Polisin ilk tacizinin 20 Mayıs günü Beşiktaş Barbaros Bulvarı’nda yaşandığını anlatan Kul, kendilerini polis olarak tanıtan ve polis kimlikleri taşıyan iki kişinin “GBT kontrolü yapacağız, aranan bir şahsı arıyoruz” açıklamaları ile kimliğini aldığını, bir süre sonra “toplumsal olaylara katılmışsın, ne iş yapıyorsun, okuyor musun” gibi sorular sorduklarını, sonrasında “Bu GBT işi uzayacak, gel yukarıda araç var oraya gidelim” dediklerini söyledi. Polisin "araca gidelim" teklifini kabul etmediğini belirten Kul, olay günü yaşananları şöyle anlattı: “Bu GBT kontrolü biraz daha uzayacak. İstersen biz yukarı doğru, bizim arabaya doğru geçelim dediler. Ben de 'yok, istemiyorum' dedim. Gel yürüyelim o zaman biraz dediler. Sonra işte kimliğim ellerinde olduğu için peşlerinden yürüdüm mecburen. Ardından yolun kenarında 'Kaldıraç’tan arkadaşların var, biliyoruz. İstanbul'un her yerine pankartlar asıldı. Biz seni iki yıldır, üç yıldır takip ediyoruz zaten. Şuradaki eylemde de ben seni gördüm. Dün gece Kadıköy'de doğum günü kutlamasındaydın' gibi, aslında artık verileri nereden aldığını az çok tahmin edebildiğimiz şekilde bir baskı kurmaya çalıştılar. Ardından, 'öğrencisin, zor durumdasın. Biz biliyoruz, çok yakından takip ediyoruz seni. İşte Karadenizlisin. Ailenin haberi var mı? Biz sana yardımcı olabiliriz. Başın sıkıştığında bize ulaşabilirsin' gibi şeyler söylediler.”

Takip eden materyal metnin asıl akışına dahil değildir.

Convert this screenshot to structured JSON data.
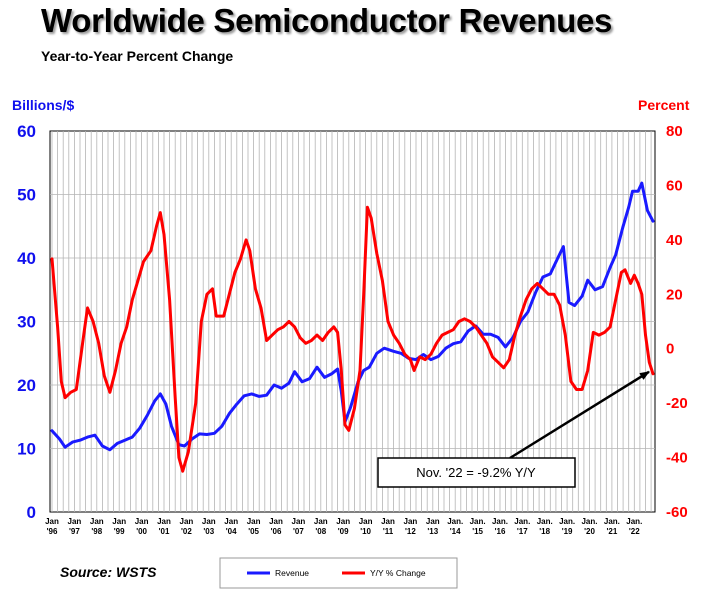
{
  "title": "Worldwide Semiconductor Revenues",
  "subtitle": "Year-to-Year Percent Change",
  "source": "Source: WSTS",
  "colors": {
    "revenue": "#1a1aff",
    "change": "#ff0000",
    "left_axis": "#1010ee",
    "right_axis": "#ff0000"
  },
  "chart_data": {
    "type": "line",
    "title": "Worldwide Semiconductor Revenues",
    "subtitle": "Year-to-Year Percent Change",
    "left_axis": {
      "label": "Billions/$",
      "min": 0,
      "max": 60,
      "ticks": [
        "0",
        "10",
        "20",
        "30",
        "40",
        "50",
        "60"
      ]
    },
    "right_axis": {
      "label": "Percent",
      "min": -60,
      "max": 80,
      "ticks": [
        "-60",
        "-40",
        "-20",
        "0",
        "20",
        "40",
        "60",
        "80"
      ]
    },
    "x_axis": {
      "start": "1996-01",
      "end": "2022-11",
      "ticks": [
        {
          "top": "Jan",
          "bottom": "'96",
          "year": 1996
        },
        {
          "top": "Jan",
          "bottom": "'97",
          "year": 1997
        },
        {
          "top": "Jan",
          "bottom": "'98",
          "year": 1998
        },
        {
          "top": "Jan",
          "bottom": "'99",
          "year": 1999
        },
        {
          "top": "Jan",
          "bottom": "'00",
          "year": 2000
        },
        {
          "top": "Jan",
          "bottom": "'01",
          "year": 2001
        },
        {
          "top": "Jan",
          "bottom": "'02",
          "year": 2002
        },
        {
          "top": "Jan",
          "bottom": "'03",
          "year": 2003
        },
        {
          "top": "Jan",
          "bottom": "'04",
          "year": 2004
        },
        {
          "top": "Jan",
          "bottom": "'05",
          "year": 2005
        },
        {
          "top": "Jan",
          "bottom": "'06",
          "year": 2006
        },
        {
          "top": "Jan",
          "bottom": "'07",
          "year": 2007
        },
        {
          "top": "Jan",
          "bottom": "'08",
          "year": 2008
        },
        {
          "top": "Jan",
          "bottom": "'09",
          "year": 2009
        },
        {
          "top": "Jan",
          "bottom": "'10",
          "year": 2010
        },
        {
          "top": "Jan",
          "bottom": "'11",
          "year": 2011
        },
        {
          "top": "Jan",
          "bottom": "'12",
          "year": 2012
        },
        {
          "top": "Jan",
          "bottom": "'13",
          "year": 2013
        },
        {
          "top": "Jan.",
          "bottom": "'14",
          "year": 2014
        },
        {
          "top": "Jan.",
          "bottom": "'15",
          "year": 2015
        },
        {
          "top": "Jan.",
          "bottom": "'16",
          "year": 2016
        },
        {
          "top": "Jan.",
          "bottom": "'17",
          "year": 2017
        },
        {
          "top": "Jan.",
          "bottom": "'18",
          "year": 2018
        },
        {
          "top": "Jan.",
          "bottom": "'19",
          "year": 2019
        },
        {
          "top": "Jan.",
          "bottom": "'20",
          "year": 2020
        },
        {
          "top": "Jan.",
          "bottom": "'21",
          "year": 2021
        },
        {
          "top": "Jan.",
          "bottom": "'22",
          "year": 2022
        }
      ]
    },
    "grid": true,
    "legend": {
      "placement": "bottom-center",
      "entries": [
        "Revenue",
        "Y/Y % Change"
      ]
    },
    "series": [
      {
        "name": "Revenue",
        "axis": "left",
        "color": "#1a1aff",
        "points": [
          [
            "1996-01",
            12.8
          ],
          [
            "1996-05",
            11.5
          ],
          [
            "1996-08",
            10.2
          ],
          [
            "1996-12",
            11.0
          ],
          [
            "1997-04",
            11.3
          ],
          [
            "1997-08",
            11.8
          ],
          [
            "1997-12",
            12.1
          ],
          [
            "1998-04",
            10.4
          ],
          [
            "1998-08",
            9.8
          ],
          [
            "1998-12",
            10.8
          ],
          [
            "1999-04",
            11.3
          ],
          [
            "1999-08",
            11.8
          ],
          [
            "1999-12",
            13.2
          ],
          [
            "2000-04",
            15.2
          ],
          [
            "2000-08",
            17.5
          ],
          [
            "2000-11",
            18.6
          ],
          [
            "2001-02",
            17.0
          ],
          [
            "2001-05",
            13.5
          ],
          [
            "2001-09",
            10.6
          ],
          [
            "2001-12",
            10.4
          ],
          [
            "2002-04",
            11.5
          ],
          [
            "2002-08",
            12.3
          ],
          [
            "2002-12",
            12.2
          ],
          [
            "2003-04",
            12.4
          ],
          [
            "2003-08",
            13.5
          ],
          [
            "2003-12",
            15.5
          ],
          [
            "2004-04",
            17.0
          ],
          [
            "2004-08",
            18.3
          ],
          [
            "2004-12",
            18.6
          ],
          [
            "2005-04",
            18.2
          ],
          [
            "2005-08",
            18.4
          ],
          [
            "2005-12",
            20.0
          ],
          [
            "2006-04",
            19.5
          ],
          [
            "2006-08",
            20.3
          ],
          [
            "2006-11",
            22.1
          ],
          [
            "2007-03",
            20.5
          ],
          [
            "2007-07",
            21.0
          ],
          [
            "2007-11",
            22.8
          ],
          [
            "2008-03",
            21.2
          ],
          [
            "2008-07",
            21.8
          ],
          [
            "2008-10",
            22.5
          ],
          [
            "2008-12",
            19.0
          ],
          [
            "2009-02",
            14.2
          ],
          [
            "2009-05",
            16.5
          ],
          [
            "2009-09",
            20.5
          ],
          [
            "2009-12",
            22.3
          ],
          [
            "2010-03",
            22.8
          ],
          [
            "2010-07",
            25.0
          ],
          [
            "2010-11",
            25.8
          ],
          [
            "2011-04",
            25.3
          ],
          [
            "2011-08",
            25.0
          ],
          [
            "2011-12",
            24.2
          ],
          [
            "2012-04",
            24.0
          ],
          [
            "2012-08",
            24.8
          ],
          [
            "2012-12",
            24.0
          ],
          [
            "2013-04",
            24.5
          ],
          [
            "2013-08",
            25.8
          ],
          [
            "2013-12",
            26.5
          ],
          [
            "2014-04",
            26.8
          ],
          [
            "2014-08",
            28.5
          ],
          [
            "2014-12",
            29.3
          ],
          [
            "2015-04",
            28.0
          ],
          [
            "2015-08",
            28.0
          ],
          [
            "2015-12",
            27.5
          ],
          [
            "2016-04",
            26.0
          ],
          [
            "2016-08",
            27.5
          ],
          [
            "2016-12",
            30.0
          ],
          [
            "2017-04",
            31.5
          ],
          [
            "2017-08",
            34.5
          ],
          [
            "2017-12",
            37.0
          ],
          [
            "2018-04",
            37.5
          ],
          [
            "2018-08",
            40.0
          ],
          [
            "2018-11",
            41.8
          ],
          [
            "2019-02",
            33.0
          ],
          [
            "2019-05",
            32.5
          ],
          [
            "2019-09",
            34.0
          ],
          [
            "2019-12",
            36.5
          ],
          [
            "2020-04",
            35.0
          ],
          [
            "2020-08",
            35.5
          ],
          [
            "2020-12",
            38.5
          ],
          [
            "2021-03",
            40.5
          ],
          [
            "2021-07",
            45.0
          ],
          [
            "2021-10",
            48.0
          ],
          [
            "2021-12",
            50.5
          ],
          [
            "2022-03",
            50.5
          ],
          [
            "2022-05",
            51.8
          ],
          [
            "2022-08",
            47.5
          ],
          [
            "2022-11",
            45.8
          ]
        ]
      },
      {
        "name": "Y/Y % Change",
        "axis": "right",
        "color": "#ff0000",
        "points": [
          [
            "1996-01",
            33
          ],
          [
            "1996-04",
            8
          ],
          [
            "1996-06",
            -12
          ],
          [
            "1996-08",
            -18
          ],
          [
            "1996-11",
            -16
          ],
          [
            "1997-02",
            -15
          ],
          [
            "1997-06",
            5
          ],
          [
            "1997-08",
            15
          ],
          [
            "1997-11",
            10
          ],
          [
            "1998-02",
            2
          ],
          [
            "1998-05",
            -10
          ],
          [
            "1998-08",
            -16
          ],
          [
            "1998-11",
            -8
          ],
          [
            "1999-02",
            2
          ],
          [
            "1999-05",
            8
          ],
          [
            "1999-08",
            18
          ],
          [
            "1999-11",
            25
          ],
          [
            "2000-02",
            32
          ],
          [
            "2000-06",
            36
          ],
          [
            "2000-09",
            45
          ],
          [
            "2000-11",
            50
          ],
          [
            "2001-01",
            42
          ],
          [
            "2001-04",
            18
          ],
          [
            "2001-07",
            -18
          ],
          [
            "2001-09",
            -40
          ],
          [
            "2001-11",
            -45
          ],
          [
            "2002-02",
            -38
          ],
          [
            "2002-06",
            -20
          ],
          [
            "2002-09",
            10
          ],
          [
            "2002-12",
            20
          ],
          [
            "2003-03",
            22
          ],
          [
            "2003-05",
            12
          ],
          [
            "2003-09",
            12
          ],
          [
            "2003-12",
            20
          ],
          [
            "2004-03",
            28
          ],
          [
            "2004-06",
            33
          ],
          [
            "2004-09",
            40
          ],
          [
            "2004-11",
            36
          ],
          [
            "2005-02",
            22
          ],
          [
            "2005-05",
            15
          ],
          [
            "2005-08",
            3
          ],
          [
            "2005-11",
            5
          ],
          [
            "2006-02",
            7
          ],
          [
            "2006-05",
            8
          ],
          [
            "2006-08",
            10
          ],
          [
            "2006-11",
            8
          ],
          [
            "2007-02",
            4
          ],
          [
            "2007-05",
            2
          ],
          [
            "2007-08",
            3
          ],
          [
            "2007-11",
            5
          ],
          [
            "2008-02",
            3
          ],
          [
            "2008-05",
            6
          ],
          [
            "2008-08",
            8
          ],
          [
            "2008-10",
            6
          ],
          [
            "2008-12",
            -8
          ],
          [
            "2009-02",
            -28
          ],
          [
            "2009-04",
            -30
          ],
          [
            "2009-07",
            -22
          ],
          [
            "2009-10",
            -8
          ],
          [
            "2009-12",
            20
          ],
          [
            "2010-02",
            52
          ],
          [
            "2010-04",
            48
          ],
          [
            "2010-07",
            35
          ],
          [
            "2010-10",
            25
          ],
          [
            "2011-01",
            10
          ],
          [
            "2011-04",
            5
          ],
          [
            "2011-07",
            2
          ],
          [
            "2011-10",
            -2
          ],
          [
            "2012-01",
            -4
          ],
          [
            "2012-03",
            -8
          ],
          [
            "2012-06",
            -3
          ],
          [
            "2012-09",
            -4
          ],
          [
            "2012-12",
            -2
          ],
          [
            "2013-03",
            2
          ],
          [
            "2013-06",
            5
          ],
          [
            "2013-09",
            6
          ],
          [
            "2013-12",
            7
          ],
          [
            "2014-03",
            10
          ],
          [
            "2014-06",
            11
          ],
          [
            "2014-09",
            10
          ],
          [
            "2014-12",
            8
          ],
          [
            "2015-03",
            5
          ],
          [
            "2015-06",
            2
          ],
          [
            "2015-09",
            -3
          ],
          [
            "2015-12",
            -5
          ],
          [
            "2016-03",
            -7
          ],
          [
            "2016-06",
            -4
          ],
          [
            "2016-09",
            5
          ],
          [
            "2016-12",
            12
          ],
          [
            "2017-03",
            18
          ],
          [
            "2017-06",
            22
          ],
          [
            "2017-09",
            24
          ],
          [
            "2017-12",
            22
          ],
          [
            "2018-03",
            20
          ],
          [
            "2018-06",
            20
          ],
          [
            "2018-09",
            16
          ],
          [
            "2018-12",
            5
          ],
          [
            "2019-03",
            -12
          ],
          [
            "2019-06",
            -15
          ],
          [
            "2019-09",
            -15
          ],
          [
            "2019-12",
            -8
          ],
          [
            "2020-03",
            6
          ],
          [
            "2020-06",
            5
          ],
          [
            "2020-09",
            6
          ],
          [
            "2020-12",
            8
          ],
          [
            "2021-03",
            18
          ],
          [
            "2021-06",
            28
          ],
          [
            "2021-08",
            29
          ],
          [
            "2021-11",
            24
          ],
          [
            "2022-01",
            27
          ],
          [
            "2022-03",
            24
          ],
          [
            "2022-05",
            20
          ],
          [
            "2022-07",
            5
          ],
          [
            "2022-09",
            -5
          ],
          [
            "2022-11",
            -9.2
          ]
        ]
      }
    ],
    "annotations": [
      {
        "text": "Nov. '22 = -9.2% Y/Y",
        "points_to": [
          "2022-11",
          -9.2
        ]
      }
    ]
  }
}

Yaşanan polis tacizinden, “Sizin niyetiniz belli, bana ayağını denk al diyorsunuz. Verin kimliğimi, ben gidiyorum” diyerek kurtulan Kul, bu olaydan birkaç gün sonra bu sefer yaşadığı evin önünde polis tacizine uğradığını ve yine aynı kişilerin ajanlaştırma baskısı için kendisiyle konuşmaya çalıştığını belirtti.

O günü de anlatan Kul, evinden çıktıktan sonra evinin hemen yanında bulunan bir sokakta iki kişinin üzerine yürüdüğünü, onların yanından geçmesinden hemen sonra ise 20 Mayıs günü yolunu kesen iki polisin karşısına çıktığını ve konuşmaya çalıştığını belirtti. Kul, ikinci kez yaşanan polis tacizini şöyle anlattı: “Ben çıktıktan sonra, hiç tanımadığım ama görünüşlerinden sivil polis olduğu çok belli olan iki kişi evimin önündeki ara sokaktan üzerime yürüdüler. Herhangi bir temasta bulunmadılar ama bayağı bakışlarıyla falan taciz ettiler. Aralarından geçtim. Ardından iki dakika sonra dört gün önceki iki sivil şahıs, bu sefer tekrar arkadan seslendiler. Yine başka bir ara sokaktaydı. Dönmedim. Ana caddeye kadar çıkana kadar yürüdüm. Sonra döndüm, ne oldu diye. İşte 'Nasılsın? Biz seninle tekrar görüşmek istiyoruz' falan diyerek geldiler bu sefer. Ben de görüşmek istemediğimi söyledim. Dediler ki "nasılsın? Bir sıkıntı var mı? Bizimle görüştüğün için bir şey oldu mu? Biz seninle görüşmek istiyoruz" dediler. Ben de görüşmek istemediğimi söyledim ve "avukatımı arıyorum, onunla görüşeyim bir sorun varsa" dedim. Onu söyleyince gittiler.”